Pamela Webster was known to the family of David DeKoning as a trusted friend to his mother Sally.

Webster was a confidant, someone who was by her side in the dark days after David suddenly died in May. She was so trusted that the family thought nothing of it when she started a GoFundMe account to help DeKoning’s widow and daughter.

“She said I’ll take the lead on it and I’ll do it, and I said I’ll be grateful. I let her do it,” Sally said.

Webster wrote the following on the page: I have been truly blessed to be “adopted” into this very beautiful and loving family, which is why I am asking for your help for them.

Sally says that is true.

“We did adopt her. The whole family thought of her as family, the whole family. Not any more, family doesn’t do this to family,” she said.

Posts from the site show she collected $1,200. But as time passed, DeKoning’s family began to wonder, “Where is the money?”

Webster began to avoid contact and eventually blocked the family members, according to DeKoning’s daughter Gabrielle.

Sally was puzzled, and said they kept contacting her, wondering if Webster was mad at them and wondering what had happened. With suspicions growing, the family was able to pressure Webster, threatening legal action. She agreed to come to DeKoning’s home with cash.

She arrived with $150, a fraction of what she had collected.

The exchange was captured on an audio recording.

“This is all I have, so,” Webster said on tape.

“OK, well I appreciate that.

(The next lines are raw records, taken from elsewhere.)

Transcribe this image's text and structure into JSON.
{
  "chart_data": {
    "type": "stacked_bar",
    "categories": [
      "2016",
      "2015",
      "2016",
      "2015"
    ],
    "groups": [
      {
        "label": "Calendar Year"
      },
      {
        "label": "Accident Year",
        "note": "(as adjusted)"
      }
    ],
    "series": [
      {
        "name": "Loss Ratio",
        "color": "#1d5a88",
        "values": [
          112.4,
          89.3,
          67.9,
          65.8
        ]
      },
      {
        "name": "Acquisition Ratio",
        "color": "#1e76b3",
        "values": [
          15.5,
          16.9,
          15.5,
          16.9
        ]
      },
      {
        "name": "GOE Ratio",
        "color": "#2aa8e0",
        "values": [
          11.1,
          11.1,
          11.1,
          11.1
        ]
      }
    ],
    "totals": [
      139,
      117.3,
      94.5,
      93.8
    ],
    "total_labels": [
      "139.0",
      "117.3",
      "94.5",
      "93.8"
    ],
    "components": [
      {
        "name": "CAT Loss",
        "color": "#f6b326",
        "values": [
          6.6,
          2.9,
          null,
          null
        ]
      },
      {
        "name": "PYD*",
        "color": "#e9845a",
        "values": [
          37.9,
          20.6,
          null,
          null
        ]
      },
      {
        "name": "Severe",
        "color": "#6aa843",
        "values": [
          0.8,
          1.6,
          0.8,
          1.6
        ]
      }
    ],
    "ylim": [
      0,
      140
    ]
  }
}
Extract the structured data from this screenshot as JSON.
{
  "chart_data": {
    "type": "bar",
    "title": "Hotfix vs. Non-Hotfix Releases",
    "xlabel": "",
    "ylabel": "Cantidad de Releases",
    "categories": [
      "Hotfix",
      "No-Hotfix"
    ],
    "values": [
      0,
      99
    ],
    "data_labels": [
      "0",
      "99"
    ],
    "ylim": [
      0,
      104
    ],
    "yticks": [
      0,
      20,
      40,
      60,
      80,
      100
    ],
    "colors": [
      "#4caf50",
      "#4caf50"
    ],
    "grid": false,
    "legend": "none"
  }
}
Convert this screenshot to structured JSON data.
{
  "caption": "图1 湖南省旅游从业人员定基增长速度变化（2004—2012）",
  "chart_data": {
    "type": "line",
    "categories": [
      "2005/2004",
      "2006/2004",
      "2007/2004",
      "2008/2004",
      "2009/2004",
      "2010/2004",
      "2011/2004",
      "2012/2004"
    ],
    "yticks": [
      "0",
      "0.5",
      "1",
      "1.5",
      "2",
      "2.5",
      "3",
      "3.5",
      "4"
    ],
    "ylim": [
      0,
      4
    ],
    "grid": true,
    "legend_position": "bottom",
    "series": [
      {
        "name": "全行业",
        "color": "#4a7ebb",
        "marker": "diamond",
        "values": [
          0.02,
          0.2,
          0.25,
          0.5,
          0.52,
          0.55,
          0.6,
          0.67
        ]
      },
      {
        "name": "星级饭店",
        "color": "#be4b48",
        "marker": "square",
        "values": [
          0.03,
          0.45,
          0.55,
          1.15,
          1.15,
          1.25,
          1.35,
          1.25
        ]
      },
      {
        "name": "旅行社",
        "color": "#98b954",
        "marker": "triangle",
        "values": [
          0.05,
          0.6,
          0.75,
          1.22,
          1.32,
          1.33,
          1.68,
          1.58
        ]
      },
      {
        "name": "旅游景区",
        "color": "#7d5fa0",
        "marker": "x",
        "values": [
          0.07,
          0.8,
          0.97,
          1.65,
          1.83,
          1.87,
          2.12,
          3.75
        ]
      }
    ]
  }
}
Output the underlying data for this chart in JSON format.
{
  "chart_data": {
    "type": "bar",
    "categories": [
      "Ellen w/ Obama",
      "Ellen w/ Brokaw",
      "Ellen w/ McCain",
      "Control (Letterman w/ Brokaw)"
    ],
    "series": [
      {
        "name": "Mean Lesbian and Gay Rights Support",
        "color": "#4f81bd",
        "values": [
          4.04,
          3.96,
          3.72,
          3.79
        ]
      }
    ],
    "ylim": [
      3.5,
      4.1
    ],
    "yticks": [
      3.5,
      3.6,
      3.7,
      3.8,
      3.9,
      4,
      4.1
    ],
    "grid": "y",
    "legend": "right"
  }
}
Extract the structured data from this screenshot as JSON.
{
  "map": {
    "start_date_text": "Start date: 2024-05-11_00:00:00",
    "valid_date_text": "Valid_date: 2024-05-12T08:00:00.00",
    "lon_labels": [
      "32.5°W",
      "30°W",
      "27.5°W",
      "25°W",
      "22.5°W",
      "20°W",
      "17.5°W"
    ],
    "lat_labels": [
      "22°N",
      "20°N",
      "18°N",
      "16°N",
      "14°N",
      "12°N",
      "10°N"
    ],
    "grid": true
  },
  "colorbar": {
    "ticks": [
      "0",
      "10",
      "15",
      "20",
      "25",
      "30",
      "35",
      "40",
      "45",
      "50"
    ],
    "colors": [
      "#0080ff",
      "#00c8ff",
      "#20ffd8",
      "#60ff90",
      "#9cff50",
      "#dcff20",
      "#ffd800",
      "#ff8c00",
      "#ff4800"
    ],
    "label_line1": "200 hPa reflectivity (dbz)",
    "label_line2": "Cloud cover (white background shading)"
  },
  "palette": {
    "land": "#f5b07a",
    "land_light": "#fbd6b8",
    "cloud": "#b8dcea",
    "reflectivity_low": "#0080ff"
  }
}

How much?” someone asks.

“It’s $150 … I’ll try and do what I can … just keep in contact with me,” Webster said.

“OK,” someone says.

That was the last direct contact Webster had with DeKoning’s family.

Sally is left with sympathy cards and no way to even thank those who donated to the GoFundMe account.

“She took anonymous money from people we’ll never be able to thank. We don’t have their address, we don’t know who it was. It’s heartbreaking. It’s heartbreaking,” Sally said.

There are large lessons in this case, for anyone who trusts a friend — even a family member — with money.

Check their background. It may be uncomfortable, but it can also prevent fraud, says security expert Tim Dimoff.

“In the past six years we have seen a tenfold increase in financial missing money among people that know each other,” Dimoff said.

Webster is a Licensed Nurse Practitioner in Independence. Court records show a long history of financial troubles. Deutsche Bank filed financial civil proceedings regarding the mortgage on her Pepper Pike home in 2009. She is in the midst of a divorce, and a recent suit by the city of Pepper Pike (filed in Mayfield Heights court) says she owes back taxes.

Online fraud and crime leaves victims in the lurch. If you donate or are the beneficiary of something like a GoFundMe account, Dimoff says there are things you should do.

“I think the best thing to do is to have two or three people all monitoring it and none of the money can be taken out of the fund without multiple people. Having a single person is the most dangerous way and it increases the amount of money that doesn’t get to (where it’s supposed to go),” Dimoff said.

DeKoning’s daughter Gabrielle is a year away from college graduation. She says her mom had plans for the GoFundMe proceeds.

“She was going to pay for my schooling,” she said.

After Cleveland 19 News confronted Webster, she sent a message to DeKoning’s family saying she’d pay the $1,000 she owed, but if they sent anyone else after her she would view the money as compensation for her aggravation. The next day she slipped a certified check between the front and screen door.